Plot each student's *sample estimate* of the model line (gray).
How do these compare to the assumed *population* model (red)?    

```{r}
fandango %>% 
  ggplot(aes(y = userscore_rt, x = criticscore_rt)) +
  geom_abline(data = results, aes(intercept = sample_intercept, slope = sample_slope, linetype=section), color = "gray") + 
  geom_smooth(method = "lm", color = "red", se = FALSE)
```
    

### Exercise 4: Sample intercepts

Let's focus on just the *sample estimates* of the *intercept* parameter:

```{r}
results %>% 
  ggplot(aes(x = sample_intercept)) + 
  geom_density() + 
  geom_vline(xintercept = 32.3, color = "red")
```    


Comment on the shape, center, and spread of these sample estimates and how they relate to the (assumed) population intercept (red line).

> Your response here


### Exercise 5: Slopes

Suppose we were to construct a density plot of the sample estimates of the `criticscore_rt` coefficient (i.e. the slopes).
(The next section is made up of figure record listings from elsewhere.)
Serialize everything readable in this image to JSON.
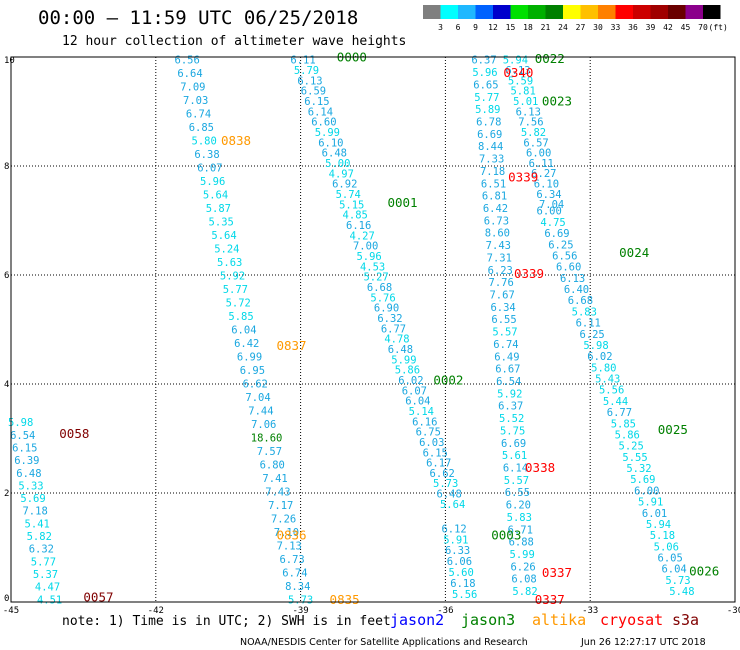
{
  "chart_data": {
    "type": "scatter",
    "title": "00:00 – 11:59 UTC 06/25/2018",
    "subtitle": "12 hour collection of altimeter wave heights",
    "xlim": [
      -45,
      -30
    ],
    "ylim": [
      0,
      10
    ],
    "x_ticks": [
      -45,
      -42,
      -39,
      -36,
      -33,
      -30
    ],
    "x_tick_labels": [
      "-45",
      "-42",
      "-39",
      "-36",
      "-33",
      "-30"
    ],
    "y_ticks": [
      0,
      2,
      4,
      6,
      8,
      10
    ],
    "y_tick_labels": [
      "0",
      "2",
      "4",
      "6",
      "8",
      "10"
    ],
    "grid": true,
    "colorbar": {
      "unit": "(ft)",
      "labels": [
        "3",
        "6",
        "9",
        "12",
        "15",
        "18",
        "21",
        "24",
        "27",
        "30",
        "33",
        "36",
        "39",
        "42",
        "45",
        "70"
      ],
      "colors": [
        "#7f7f7f",
        "#00ffff",
        "#1fb8ff",
        "#0062ff",
        "#0000cc",
        "#00e000",
        "#00b000",
        "#008000",
        "#ffff00",
        "#ffc000",
        "#ff8000",
        "#ff0000",
        "#cc0000",
        "#a00000",
        "#6a0000",
        "#8b008b",
        "#000000"
      ]
    },
    "passes": [
      {
        "label": "0057",
        "color": "#800000",
        "x": -43.5,
        "y": 0.05
      },
      {
        "label": "0058",
        "color": "#800000",
        "x": -44.0,
        "y": 3.05
      },
      {
        "label": "0838",
        "color": "#ff9900",
        "x": -40.65,
        "y": 8.42
      },
      {
        "label": "0837",
        "color": "#ff9900",
        "x": -39.5,
        "y": 4.66
      },
      {
        "label": "0836",
        "color": "#ff9900",
        "x": -39.5,
        "y": 1.18
      },
      {
        "label": "0835",
        "color": "#ff9900",
        "x": -38.4,
        "y": 0.0
      },
      {
        "label": "0000",
        "color": "#008000",
        "x": -38.25,
        "y": 9.95
      },
      {
        "label": "0001",
        "color": "#008000",
        "x": -37.2,
        "y": 7.28
      },
      {
        "label": "0002",
        "color": "#008000",
        "x": -36.25,
        "y": 4.03
      },
      {
        "label": "0003",
        "color": "#008000",
        "x": -35.05,
        "y": 1.18
      },
      {
        "label": "0022",
        "color": "#008000",
        "x": -34.15,
        "y": 9.93
      },
      {
        "label": "0023",
        "color": "#008000",
        "x": -34.0,
        "y": 9.15
      },
      {
        "label": "0024",
        "color": "#008000",
        "x": -32.4,
        "y": 6.37
      },
      {
        "label": "0025",
        "color": "#008000",
        "x": -31.6,
        "y": 3.12
      },
      {
        "label": "0026",
        "color": "#008000",
        "x": -30.95,
        "y": 0.52
      },
      {
        "label": "0340",
        "color": "#ff0000",
        "x": -34.8,
        "y": 9.67
      },
      {
        "label": "0339",
        "color": "#ff0000",
        "x": -34.7,
        "y": 7.75
      },
      {
        "label": "0339",
        "color": "#ff0000",
        "x": -34.58,
        "y": 5.98
      },
      {
        "label": "0338",
        "color": "#ff0000",
        "x": -34.35,
        "y": 2.42
      },
      {
        "label": "0337",
        "color": "#ff0000",
        "x": -34.0,
        "y": 0.5
      },
      {
        "label": "0337",
        "color": "#ff0000",
        "x": -34.15,
        "y": 0.0
      }
    ],
    "tracks": [
      {
        "x_top": -44.8,
        "y_top": 3.3,
        "x_bot": -44.2,
        "y_bot": 0.05,
        "values": [
          "5.98",
          "6.54",
          "6.15",
          "6.39",
          "6.48",
          "5.33",
          "5.69",
          "7.18",
          "5.41",
          "5.82",
          "6.32",
          "5.77",
          "5.37",
          "4.47",
          "4.51"
        ]
      },
      {
        "x_top": -41.35,
        "y_top": 9.95,
        "x_bot": -39.0,
        "y_bot": 0.05,
        "values": [
          "6.56",
          "6.64",
          "7.09",
          "7.03",
          "6.74",
          "6.85",
          "5.80",
          "6.38",
          "6.07",
          "5.96",
          "5.64",
          "5.87",
          "5.35",
          "5.64",
          "5.24",
          "5.63",
          "5.92",
          "5.77",
          "5.72",
          "5.85",
          "6.04",
          "6.42",
          "6.99",
          "6.95",
          "6.62",
          "7.04",
          "7.44",
          "7.06",
          "18.60",
          "7.57",
          "6.80",
          "7.41",
          "7.43",
          "7.17",
          "7.26",
          "7.10",
          "7.13",
          "6.73",
          "6.74",
          "8.34",
          "5.73"
        ]
      },
      {
        "x_top": -38.95,
        "y_top": 9.95,
        "x_bot": -35.85,
        "y_bot": 1.8,
        "values": [
          "6.11",
          "5.79",
          "6.13",
          "6.59",
          "6.15",
          "6.14",
          "6.60",
          "5.99",
          "6.10",
          "6.48",
          "5.00",
          "4.97",
          "6.92",
          "5.74",
          "5.15",
          "4.85",
          "6.16",
          "4.27",
          "7.00",
          "5.96",
          "4.53",
          "5.27",
          "6.68",
          "5.76",
          "6.90",
          "6.32",
          "6.77",
          "4.78",
          "6.48",
          "5.99",
          "5.86",
          "6.02",
          "6.07",
          "6.04",
          "5.14",
          "6.16",
          "6.75",
          "6.03",
          "6.15",
          "6.17",
          "6.62",
          "5.73",
          "6.48",
          "5.64"
        ]
      },
      {
        "x_top": -35.82,
        "y_top": 1.35,
        "x_bot": -35.6,
        "y_bot": 0.15,
        "values": [
          "6.12",
          "5.91",
          "6.33",
          "6.06",
          "5.60",
          "6.18",
          "5.56"
        ]
      },
      {
        "x_top": -35.2,
        "y_top": 9.95,
        "x_bot": -34.35,
        "y_bot": 0.2,
        "values": [
          "6.37",
          "5.96",
          "6.65",
          "5.77",
          "5.89",
          "6.78",
          "6.69",
          "8.44",
          "7.33",
          "7.18",
          "6.51",
          "6.81",
          "6.42",
          "6.73",
          "8.60",
          "7.43",
          "7.31",
          "6.23",
          "7.76",
          "7.67",
          "6.34",
          "6.55",
          "5.57",
          "6.74",
          "6.49",
          "6.67",
          "6.54",
          "5.92",
          "6.37",
          "5.52",
          "5.75",
          "6.69",
          "5.61",
          "6.14",
          "5.57",
          "6.55",
          "6.20",
          "5.83",
          "6.71",
          "6.88",
          "5.99",
          "6.26",
          "6.08",
          "5.82"
        ]
      },
      {
        "x_top": -34.55,
        "y_top": 9.95,
        "x_bot": -33.8,
        "y_bot": 7.3,
        "values": [
          "5.94",
          "6.13",
          "5.59",
          "5.81",
          "5.01",
          "6.13",
          "7.56",
          "5.82",
          "6.57",
          "6.00",
          "6.11",
          "6.27",
          "6.10",
          "6.34",
          "7.04"
        ]
      },
      {
        "x_top": -33.85,
        "y_top": 7.18,
        "x_bot": -31.1,
        "y_bot": 0.2,
        "values": [
          "6.00",
          "4.75",
          "6.69",
          "6.25",
          "6.56",
          "6.60",
          "6.13",
          "6.40",
          "6.68",
          "5.83",
          "6.11",
          "6.25",
          "5.98",
          "6.02",
          "5.80",
          "5.43",
          "5.56",
          "5.44",
          "6.77",
          "5.85",
          "5.86",
          "5.25",
          "5.55",
          "5.32",
          "5.69",
          "6.00",
          "5.91",
          "6.01",
          "5.94",
          "5.18",
          "5.06",
          "6.05",
          "6.04",
          "5.73",
          "5.48"
        ]
      }
    ],
    "legend": [
      {
        "label": "jason2",
        "color": "#0000ff"
      },
      {
        "label": "jason3",
        "color": "#008000"
      },
      {
        "label": "altika",
        "color": "#ff9900"
      },
      {
        "label": "cryosat",
        "color": "#ff0000"
      },
      {
        "label": "s3a",
        "color": "#800000"
      }
    ],
    "note": "note: 1) Time is in UTC; 2) SWH is in feet",
    "credit": "NOAA/NESDIS Center for Satellite Applications and Research",
    "timestamp": "Jun 26 12:27:17 UTC 2018"
  }
}
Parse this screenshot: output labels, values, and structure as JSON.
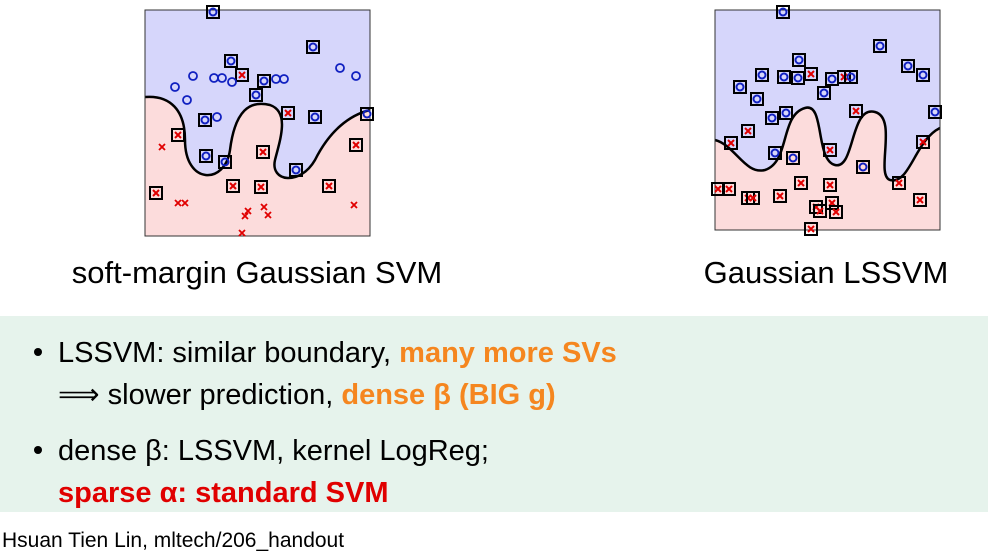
{
  "figures": [
    {
      "caption": "soft-margin Gaussian SVM"
    },
    {
      "caption": "Gaussian LSSVM"
    }
  ],
  "bullets": [
    {
      "text": "LSSVM: similar boundary,",
      "highlight": "many more SVs",
      "arrow": "⟹",
      "line2_text": "slower prediction,",
      "line2_highlight": "dense β (BIG g)"
    },
    {
      "text": "dense β: LSSVM, kernel LogReg;",
      "highlight": "sparse α: standard SVM"
    }
  ],
  "footer": "Hsuan Tien Lin, mltech/206_handout"
}
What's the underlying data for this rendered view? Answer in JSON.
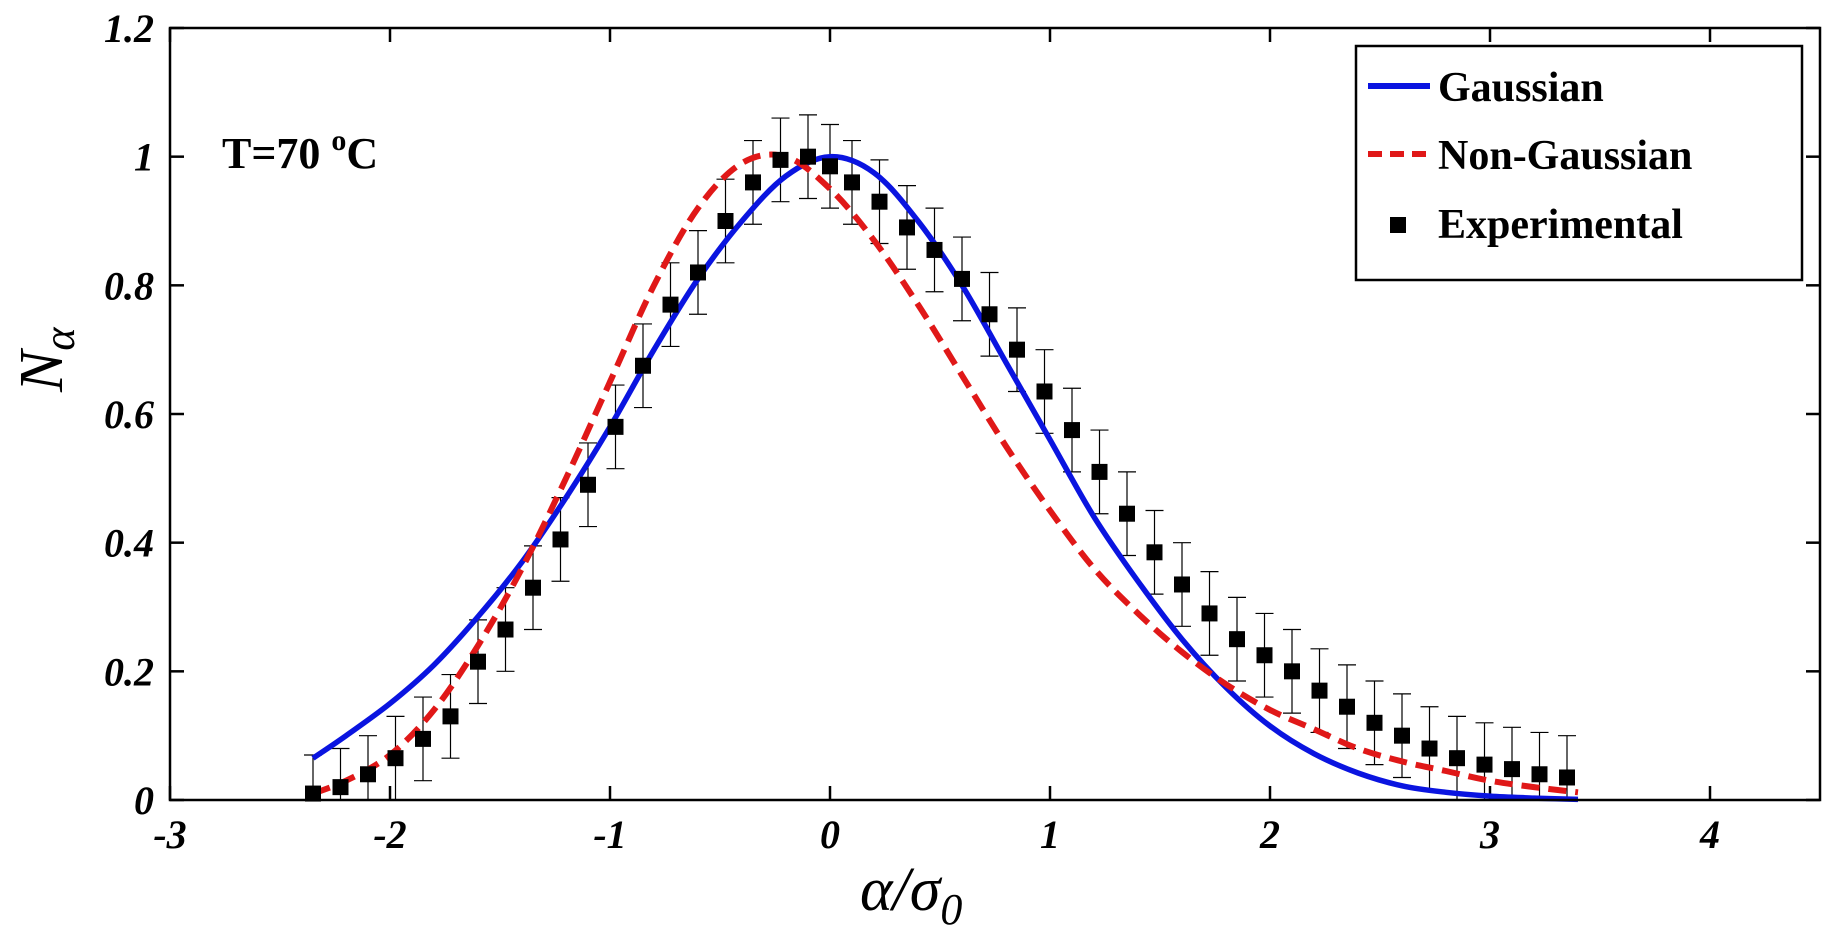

a. *Intuitively*, what *shape* do you think this plot will have?

> Your response here

b. *Intuitively*, around what value do you think this plot will be *centered*?

> Your response here

c. Check your intuition:        

```{r}
results %>% 
  ggplot(aes(x = sample_slope)) + 
  geom_density() + 
  geom_vline(xintercept = 0.52, color = "red")
```    


d. Thinking back to the 68-95-99.7 rule, visually approximate the *standard deviation* among the sample slopes.

> Your response here


### Exercise 6: Standard error

You've likely observed that the *typical* or mean slope estimate is roughly equal to the (assumed) population slope parameter of 0.52:

```{r}
results %>% 
  summarize(mean(sample_slope))
```

Thus the *standard deviation* of the slope estimates measures how *far* we might expect an estimate to fall from the (assumed) population slope parameter.

That is, it measures the typical or **standard error** in our sample estimates:

```{r}
results %>% 
  summarize(sd(sample_slope))
```

a. Recall *your* sample estimate of the slope. How far is it from the population slope, 0.52?
    
```{r}

```


b. How many *standard errors* does your estimate fall from the population slope? That is, what's your **Z-score**?        

```{r}

```
    

c. Reflecting upon your Z-score, do you think your sample estimate was one of the "lucky" ones, or one of the "unlucky" ones?

> Your response here


## Done!

- Finalize your notes: (1) Render your notes to an HTML file; (2) Inspect this HTML in your Viewer -- check that your work translated correctly; and (3) Outside RStudio, navigate to your `inclass_activities` subfolder within your `stat155` folder and locate the HTML file -- you can open it again in your browser.
- Clean up your RStudio session: End the rendering process by clicking the 'Stop' button in the 'Background Jobs' pane.
- Check the solutions in the course website, at the bottom of the corresponding chapter.
- Work on homework and/or any extra practice exercises!